Multiscale Feature Fusion Network for Monocular Complex Hand
Pose Estimation
Zhi Zhan , Guang Luo
Hand pose estimation based on a single RGB image has low accuracy due to
the complexity of the pose, local self-similarity of finger features,
and occlusion. A multiscale feature fusion network (MS-FF) for monocular
vision gesture pose estimation is proposed to address this problem. The
network can take full advantage of different channel information to
enhance important gesture information, and it can simultaneously extract
features from feature maps of different resolutions to obtain as much
detailed feature information and deep semantic information as possible.
The feature maps are merged to obtain the hand pose results. The
InterHand2.6M dataset and Rendered Handpose Dataset (RHD) are used to
train the MS-FF. Compared with the other methods (which can estimate
interacting hand poses from a single RGB image), the MS-FF obtains the
smallest average error of hand joints on RHD, verifying its
effectiveness.
Introduction: Hand pose estimation aims to identify and localize
key points of human hands in images, and it has a wide range of
applications in virtual reality (VR) and augmented reality (AR) [1].
Methods based on deep learning have obvious advantages over traditional
methods, both in processing speed and prediction accuracy. However,
owing to the complexity and diversity of the photographic environment,
such as hand shapes and occlusion, the robustness of hand pose
estimation methods is low.
Hand pose estimation methods can be categorized as either depth-
[2-5,15] and RGB-based [6-14,16]. Most methods rely on depth
images, such as Chen et al. [2] extracted effective joint features
through the initially estimated hand pose as guiding information, then
fused the joint features of the same fingers, and finally regressed the
hand pose by fusing the finger features. However, the method of
connecting five fingers and the palm at the same time can cause loss in
accuracy. According to Zhang et al. [4] made full use of the
information between the adjacent joints of the fingers to estimate the
depth coordinates. Then, 2D hand joint estimation and depth estimation
of a part of the hand joints were used as the bootstrap information to
obtain depth coordinates of all the hand joints.
Deep images are often limited by the application context, so RGB images
have been used for hand pose estimation. Simon et al. [6] estimated
2D hand poses from multi-view images and extended them to the 3D space.

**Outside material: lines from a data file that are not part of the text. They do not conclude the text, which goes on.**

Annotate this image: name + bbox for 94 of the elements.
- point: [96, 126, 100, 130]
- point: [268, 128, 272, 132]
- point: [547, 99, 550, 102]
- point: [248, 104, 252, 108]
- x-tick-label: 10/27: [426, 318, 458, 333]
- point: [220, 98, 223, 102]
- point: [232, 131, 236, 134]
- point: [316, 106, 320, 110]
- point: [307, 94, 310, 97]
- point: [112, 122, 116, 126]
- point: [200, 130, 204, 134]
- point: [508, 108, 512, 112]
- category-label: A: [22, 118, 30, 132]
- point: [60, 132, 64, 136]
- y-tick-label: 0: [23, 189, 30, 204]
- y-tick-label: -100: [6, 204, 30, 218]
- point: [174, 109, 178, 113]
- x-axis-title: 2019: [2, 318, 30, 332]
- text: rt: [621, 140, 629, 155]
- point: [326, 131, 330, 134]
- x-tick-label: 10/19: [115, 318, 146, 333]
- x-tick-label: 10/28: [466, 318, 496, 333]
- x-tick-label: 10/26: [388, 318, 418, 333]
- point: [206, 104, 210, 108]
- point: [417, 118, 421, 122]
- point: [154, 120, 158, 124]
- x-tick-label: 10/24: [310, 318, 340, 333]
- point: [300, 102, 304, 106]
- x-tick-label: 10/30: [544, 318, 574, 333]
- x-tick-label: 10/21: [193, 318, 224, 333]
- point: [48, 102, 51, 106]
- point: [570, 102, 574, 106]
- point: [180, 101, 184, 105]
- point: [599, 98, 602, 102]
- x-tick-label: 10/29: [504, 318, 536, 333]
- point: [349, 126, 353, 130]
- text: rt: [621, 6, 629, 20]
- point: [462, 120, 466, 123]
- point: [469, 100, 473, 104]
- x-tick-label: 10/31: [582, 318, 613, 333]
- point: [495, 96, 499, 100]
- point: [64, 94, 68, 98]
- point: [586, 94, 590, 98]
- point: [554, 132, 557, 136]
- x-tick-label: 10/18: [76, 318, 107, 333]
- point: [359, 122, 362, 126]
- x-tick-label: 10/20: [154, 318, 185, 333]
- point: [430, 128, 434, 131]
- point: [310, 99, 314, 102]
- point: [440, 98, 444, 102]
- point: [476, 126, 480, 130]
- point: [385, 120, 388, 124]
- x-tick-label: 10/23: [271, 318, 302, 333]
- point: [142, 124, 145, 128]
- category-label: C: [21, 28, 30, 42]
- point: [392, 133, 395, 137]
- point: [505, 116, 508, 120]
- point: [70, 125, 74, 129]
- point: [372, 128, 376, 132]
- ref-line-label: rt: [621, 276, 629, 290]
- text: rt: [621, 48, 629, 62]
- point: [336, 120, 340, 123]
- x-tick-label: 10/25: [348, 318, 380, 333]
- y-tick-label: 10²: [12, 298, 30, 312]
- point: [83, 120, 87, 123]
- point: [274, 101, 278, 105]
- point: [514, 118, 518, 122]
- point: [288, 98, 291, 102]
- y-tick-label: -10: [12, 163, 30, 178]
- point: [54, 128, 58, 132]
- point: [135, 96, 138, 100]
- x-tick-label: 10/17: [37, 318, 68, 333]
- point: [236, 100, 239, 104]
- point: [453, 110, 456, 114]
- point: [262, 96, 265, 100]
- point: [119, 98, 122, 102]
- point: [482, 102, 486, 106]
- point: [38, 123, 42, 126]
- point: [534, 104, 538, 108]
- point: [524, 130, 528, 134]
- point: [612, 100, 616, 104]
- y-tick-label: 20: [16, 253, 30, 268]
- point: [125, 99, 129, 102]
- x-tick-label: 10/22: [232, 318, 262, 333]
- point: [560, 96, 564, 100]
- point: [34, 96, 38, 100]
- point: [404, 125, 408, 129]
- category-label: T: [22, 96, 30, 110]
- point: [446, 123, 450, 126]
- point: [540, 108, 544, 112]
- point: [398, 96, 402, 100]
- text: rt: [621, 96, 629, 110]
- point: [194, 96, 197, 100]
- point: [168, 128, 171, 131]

However, this method could not estimate hand pose from a single RGB
image. Spurr et al. [7] used RGB images to train an encoder-decoder
model to estimate the complete 3D hand pose with different inputs.
However, the method did not make full use of the hand structure. Yang et
al. [9] learned the hand pose and hand images by a disentangled
variational autoencoder to achieve image synthesis and hand pose
estimation, but the disentangled process may lose useful information.
Since most datasets only have single hand sequences, estimating complex
gestures is relatively difficult. For this reason, Moon et al. [16]
constructed a dataset containing single and interacting hand sequences.
Additionally, the InterNet model was proposed to estimate hand poses by
a single RGB image. Due to the influence of occlusion, the method cannot
estimate complex hand pose well. However, the edge information in the
hand pose estimation is usually ignored, due to the presence of
occlusion, this information is especially important for extracting the
information of the occluded part. Simultaneously, because the fingertip
is a small object, it is relatively difficult to recognize the joint at
the fingertips. To address this, a robust Multi-Scale Feature Fusion
Network (MS-FF) is presented in this paper. The main contributions of
this method are as follows:
- MS-FF more accurately estimates hand poses in an RGB image and better
copes with complex application scenarios, so as to better deal with
difficult-to-recognize joints and inaccurate gesture recognition in
occlusion scenes;
- Channels contain different implicit information. We need to focus on
the information that is more important for recognizing gestures. A
channel conversion module adjusts the weights of channels to enhance
important information;
- Fingertips occupy a small percentage of an image, and are relatively
difficult to identify. A global regression module generates different
resolutions with rich semantic information, to better utilize image
edge details and deep information, which is important in estimating
finger poses;
- The global regression module may not accurately identify occluded
joints. A local optimization module is designed with deeper
information in the feature map. It fuses all level feature maps,
correcting joints that do not return to the correction position, for
better application to the occlusion scene;